Start with AI
EdgeOne Pages features built-in AI tools like deploying MCP and AI IDE plugins, working in conjunction with flexible AI context text files to build an intelligent free and open ecosystem. This helps you deliver outstanding Web applications faster with higher quality.
Using Pages MCP
MCP (Model Context Protocol) is an open protocol that enables AI models to securely interact with local and remote resources.
EdgeOne Pages Deploy MCP is a dedicated service that enables fast deployment of Web applications to EdgeOne Pages and generates public access links. This allows you to immediately preview and share AI-generated Web content. For details, refer to the document Pages MCP.
AI Context File
In Pages, AI context files serve as the bridge between you and AI IDEs (such as CodeBuddy, Cursor, Windsurf). These files are written in Markdown format, allowing you to define project-specific rules, best practices, code specifications, API definitions, and even business logic descriptions. Through context files, you can provide AI with precise context information, ensuring that the generated code, suggestions, and automated operations better align with your project requirements and platform features.
You can download the Pages context file through this URL: https://pages.edgeone.ai/pages-llms.mdc
Using .Mdc Files in AI IDE
For most AI development tools, simply place the pages-llms.mdc file in the project root directory as a project level rule, or set it as a global rule in the development tool.
For use in CodeBuddy: Enter the settings interface in the IDE, locate the Rules tab, and add the .mdc file under Project Rules. For more information, view the document Using CodeBuddy IDE.
For use in Cursor: Create a .cursor/rules/ folder in the project root directory and place your .mdc file there. Alternatively, add it to the user's main directory (such as ~/.cursor/rules/). For more information, view examples in the Cursor official documentation https://docs.cursor.com/context/rules.
For use in Windsurf: Create a .windsurf/rules/ folder in the project root directory and place your .mdc file there. Or manually add this file through the Windsurf UI. For more information, view examples in the Windsurf official documentation https://windsurf.com/editor/directory.
Using Llms.Txt
You can also use https://pages.edgeone.ai/llms.txt in AI conversation to share the context of Pages documents.
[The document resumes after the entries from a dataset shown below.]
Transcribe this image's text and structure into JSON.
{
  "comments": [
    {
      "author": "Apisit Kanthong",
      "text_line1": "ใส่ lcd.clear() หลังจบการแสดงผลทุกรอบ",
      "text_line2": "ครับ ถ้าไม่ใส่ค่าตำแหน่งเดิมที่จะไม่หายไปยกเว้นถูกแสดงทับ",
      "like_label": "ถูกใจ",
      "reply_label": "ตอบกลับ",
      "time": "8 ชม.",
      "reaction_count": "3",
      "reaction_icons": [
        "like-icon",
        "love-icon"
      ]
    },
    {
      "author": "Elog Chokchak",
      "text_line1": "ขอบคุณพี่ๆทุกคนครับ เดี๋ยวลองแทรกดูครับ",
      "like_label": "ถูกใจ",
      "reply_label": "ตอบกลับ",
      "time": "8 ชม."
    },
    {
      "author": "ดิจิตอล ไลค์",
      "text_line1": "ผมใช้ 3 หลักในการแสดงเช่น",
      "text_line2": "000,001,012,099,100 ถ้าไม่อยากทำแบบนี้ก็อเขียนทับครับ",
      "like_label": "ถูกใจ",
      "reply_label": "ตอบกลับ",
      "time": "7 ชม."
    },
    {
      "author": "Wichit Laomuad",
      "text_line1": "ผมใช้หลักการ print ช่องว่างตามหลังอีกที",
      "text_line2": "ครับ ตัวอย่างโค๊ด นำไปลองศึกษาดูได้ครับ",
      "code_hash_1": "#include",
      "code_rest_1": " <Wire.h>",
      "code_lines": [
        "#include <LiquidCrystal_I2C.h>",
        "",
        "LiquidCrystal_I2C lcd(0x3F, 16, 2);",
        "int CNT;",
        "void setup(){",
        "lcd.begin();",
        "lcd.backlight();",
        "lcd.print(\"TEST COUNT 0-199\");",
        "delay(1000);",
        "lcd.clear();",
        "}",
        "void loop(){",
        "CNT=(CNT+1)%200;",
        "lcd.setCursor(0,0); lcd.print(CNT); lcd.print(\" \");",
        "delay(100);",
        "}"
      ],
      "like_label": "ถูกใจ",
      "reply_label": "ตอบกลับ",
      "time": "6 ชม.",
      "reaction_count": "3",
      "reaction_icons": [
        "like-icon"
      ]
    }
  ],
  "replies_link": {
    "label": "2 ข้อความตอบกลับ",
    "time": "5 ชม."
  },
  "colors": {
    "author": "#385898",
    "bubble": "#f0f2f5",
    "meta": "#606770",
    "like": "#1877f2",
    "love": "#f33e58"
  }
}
Typically, as long as the AI conversation tool supports this format, llms.txt will be referenced as a network resource context.
AI Development Assistance and Deployment Practice
The following best practice will guide you on how to effectively collaborate with AI for faster and better project development.
Optimizing Prompt Content
Clear and structured prompt content is key to effective communication with AI. Follow the rules below to help AI understand your intent more accurately:
Use the total score structure: First state the overall goal, then gradually refine specific requirements, such as "create a responsive blog homepage with navigation, article list and footer."
Use precise terminology: Employ accurate descriptions in key instructions, such as "implement a blue color scheme flat design using Tailwind CSS."
Provide existing examples: By providing existing code or design pattern examples, guide AI to generate content that meets your style.
Continuously adjust and iterate: Attempt different expressions to organize prompt content for identifying the best results caused by AI.
EdgeOne Pages Prompt Content Key Phrases
To help AI better understand your intent and generate project code that can be smoothly deployed to Pages. Mention these words during AI conversation to significantly improve the accuracy and relevance of AI output.
EdgeOne Pages: Clarify the specified target deployment platform.
Example: "Create a Next.js blog app for EdgeOne Pages."
Node Functions: Specify backend logic that requires the use of Node.js runtime environment.
Example: "I need a Node Functions to handle user authentication."
Edge Functions: Specify lightweight logic that requires edge computing capability.
Example: "Write an Edge Functions to implement geolocation redirection."
Full-stack application: Emphasize the project includes frontend and backend.
Example: "Develop a full-stack application to get local weather in real time, using React for frontend and Node Functions for backend."
AI Rule file: Specify the use of a specific AI rule file to guide AI.
Example: "Refer to the rules in the mdc file and generate code compliant with EdgeOne Pages standard."
Refining Project Information
Providing appropriate AI context helps AI better understand your project.
Fully utilize context files: Supplement the project structure, API interface, or business logic appropriately in pages-llms.mdc. The AI IDE will automatically load these rules to ensure AI-generated code meets project requirements.
Write a high-quality readme: This is the key entry for AI to understand the project. A clear, detailed README.md should include project introduction, technology stack, run/deployment guide, and key module descriptions, helping AI quickly grasp the project's holistic picture and provide accurate recommendations.